Researchers find a virus that inhibits the immune responses of caterpillars and their host plants and boosts plant yields.

A larval parasitoid emerging from its caterpillar host.

A larval parasitoid emerging from its caterpillar host.

It is well known that certain wasps suppress the immune systems of their caterpillar hosts so they can successfully raise their young within those hosts. Now researchers at Penn State show that, in addition to suppressing caterpillar immune systems, wasps also suppress the defense mechanisms of the plants on which the caterpillars feed, which ensures that the caterpillars will continue to provide a suitable environment for the wasps' offspring. Futhermore, the plants on which these caterpillars feed ultimately yield larger and higher numbers of fruits.

According to Gary Felton, professor and head of entomology, a type of virus, called a polydnavirus, resides within the ovaries of the female wasps and, when injected into caterpillar hosts, is responsible.

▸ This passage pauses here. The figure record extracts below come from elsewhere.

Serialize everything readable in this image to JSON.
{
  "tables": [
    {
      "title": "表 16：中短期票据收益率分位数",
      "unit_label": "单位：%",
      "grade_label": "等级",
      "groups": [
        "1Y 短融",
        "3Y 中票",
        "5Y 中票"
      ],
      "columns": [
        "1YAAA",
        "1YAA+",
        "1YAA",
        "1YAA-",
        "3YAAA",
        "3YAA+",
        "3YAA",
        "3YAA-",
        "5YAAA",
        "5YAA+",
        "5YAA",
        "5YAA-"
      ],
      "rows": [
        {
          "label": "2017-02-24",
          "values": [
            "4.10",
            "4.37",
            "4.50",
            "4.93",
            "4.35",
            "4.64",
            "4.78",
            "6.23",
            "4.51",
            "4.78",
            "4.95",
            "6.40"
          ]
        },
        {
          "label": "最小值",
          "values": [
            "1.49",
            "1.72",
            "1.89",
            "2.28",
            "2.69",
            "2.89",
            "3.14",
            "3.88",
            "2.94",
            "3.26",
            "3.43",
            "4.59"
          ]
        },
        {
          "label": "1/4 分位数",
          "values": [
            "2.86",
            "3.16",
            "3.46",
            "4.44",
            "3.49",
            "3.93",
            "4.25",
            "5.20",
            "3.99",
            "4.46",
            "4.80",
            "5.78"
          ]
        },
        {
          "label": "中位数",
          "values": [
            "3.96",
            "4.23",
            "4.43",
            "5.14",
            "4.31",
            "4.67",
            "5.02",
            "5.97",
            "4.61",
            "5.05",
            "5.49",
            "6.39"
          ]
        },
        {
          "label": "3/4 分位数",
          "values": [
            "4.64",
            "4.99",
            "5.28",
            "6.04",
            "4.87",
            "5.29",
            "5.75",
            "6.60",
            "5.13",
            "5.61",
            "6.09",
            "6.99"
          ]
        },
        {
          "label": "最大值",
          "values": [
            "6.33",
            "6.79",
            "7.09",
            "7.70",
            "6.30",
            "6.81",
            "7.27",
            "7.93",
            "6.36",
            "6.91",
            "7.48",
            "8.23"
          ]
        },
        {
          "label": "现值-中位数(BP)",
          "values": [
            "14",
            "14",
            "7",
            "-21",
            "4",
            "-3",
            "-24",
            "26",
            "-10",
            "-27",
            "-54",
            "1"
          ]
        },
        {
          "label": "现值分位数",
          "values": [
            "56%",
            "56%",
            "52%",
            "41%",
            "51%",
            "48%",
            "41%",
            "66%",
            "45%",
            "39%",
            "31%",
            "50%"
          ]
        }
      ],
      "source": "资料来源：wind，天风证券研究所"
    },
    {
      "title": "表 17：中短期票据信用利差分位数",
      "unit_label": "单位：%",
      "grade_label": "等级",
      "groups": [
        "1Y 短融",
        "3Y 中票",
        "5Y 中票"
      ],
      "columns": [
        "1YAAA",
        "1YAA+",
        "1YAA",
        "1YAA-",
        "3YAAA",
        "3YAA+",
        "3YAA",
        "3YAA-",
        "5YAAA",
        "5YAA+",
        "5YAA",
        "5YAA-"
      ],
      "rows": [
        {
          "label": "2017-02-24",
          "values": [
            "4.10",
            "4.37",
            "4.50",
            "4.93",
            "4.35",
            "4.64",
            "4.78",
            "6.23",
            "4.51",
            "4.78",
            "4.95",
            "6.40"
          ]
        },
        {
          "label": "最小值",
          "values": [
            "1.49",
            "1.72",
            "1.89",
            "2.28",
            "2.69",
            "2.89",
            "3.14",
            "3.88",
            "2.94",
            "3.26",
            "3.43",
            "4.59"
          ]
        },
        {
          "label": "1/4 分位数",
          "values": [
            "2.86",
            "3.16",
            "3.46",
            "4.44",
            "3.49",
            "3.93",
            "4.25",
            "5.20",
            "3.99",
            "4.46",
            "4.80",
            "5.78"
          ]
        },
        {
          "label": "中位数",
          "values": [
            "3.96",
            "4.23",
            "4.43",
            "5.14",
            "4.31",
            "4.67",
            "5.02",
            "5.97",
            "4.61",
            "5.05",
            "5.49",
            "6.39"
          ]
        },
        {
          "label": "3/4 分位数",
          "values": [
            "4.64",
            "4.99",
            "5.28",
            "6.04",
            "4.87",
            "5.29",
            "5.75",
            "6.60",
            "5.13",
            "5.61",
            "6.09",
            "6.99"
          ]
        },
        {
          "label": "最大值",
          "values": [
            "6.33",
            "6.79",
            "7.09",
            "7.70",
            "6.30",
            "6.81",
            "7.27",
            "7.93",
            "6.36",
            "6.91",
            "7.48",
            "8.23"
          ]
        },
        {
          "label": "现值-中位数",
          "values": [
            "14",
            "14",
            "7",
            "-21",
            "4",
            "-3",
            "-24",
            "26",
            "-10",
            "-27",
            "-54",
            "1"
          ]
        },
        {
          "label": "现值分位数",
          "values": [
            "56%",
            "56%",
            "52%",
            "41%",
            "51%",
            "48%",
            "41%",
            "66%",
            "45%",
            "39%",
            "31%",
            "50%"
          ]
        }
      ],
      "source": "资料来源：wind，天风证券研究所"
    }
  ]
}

"The polydnavirus suppresses glucose oxidase in the saliva of caterpillars, which normally elicits plant defenses," said Felton. "Suppressing plant defenses in this way benefits the wasp and the virus by improving the wasp's development and survival within the caterpillar."

The plant, too, indirectly benefits from the polydnavirus. "Plants that are attacked by caterpillars with the parasitoid wasp and virus have increased fitness," said Felton. "This translates to possible increases in fruit number and fruit size. In the case of a crop such as tomato, this is a potential increase of yield when biological control agents such as these wasps are present.

The team--which included Ching-Wen Tan, doctoral student in entomology--placed parasitized and nonparasitized caterpillars onto tomato plants. After allowing the caterpillars to feed on the plants for 10 hours, the researchers harvested the remaining leaves and examined them for enzyme and gene expression activity associated with a defense response.

"Using molecular and biochemical techniques, we found that parasitized caterpillars induced significantly lower enzyme activity and defense-gene expression among the tomato plants than the nonparasitized caterpillars," said Tan.

The team also determined that the caterpillar's saliva, which was reduced in glucose oxidase by the polydnavirus, was responsible for inducing these lower defense responses in the plants.

"Our study demonstrates the important role that microorganisms play in plant-insect interactions," said Tan. "The ability of polydnaviruses, which possess less than a couple of hundred genes, to so dramatically affect wasps, caterpillars, and plants is remarkable."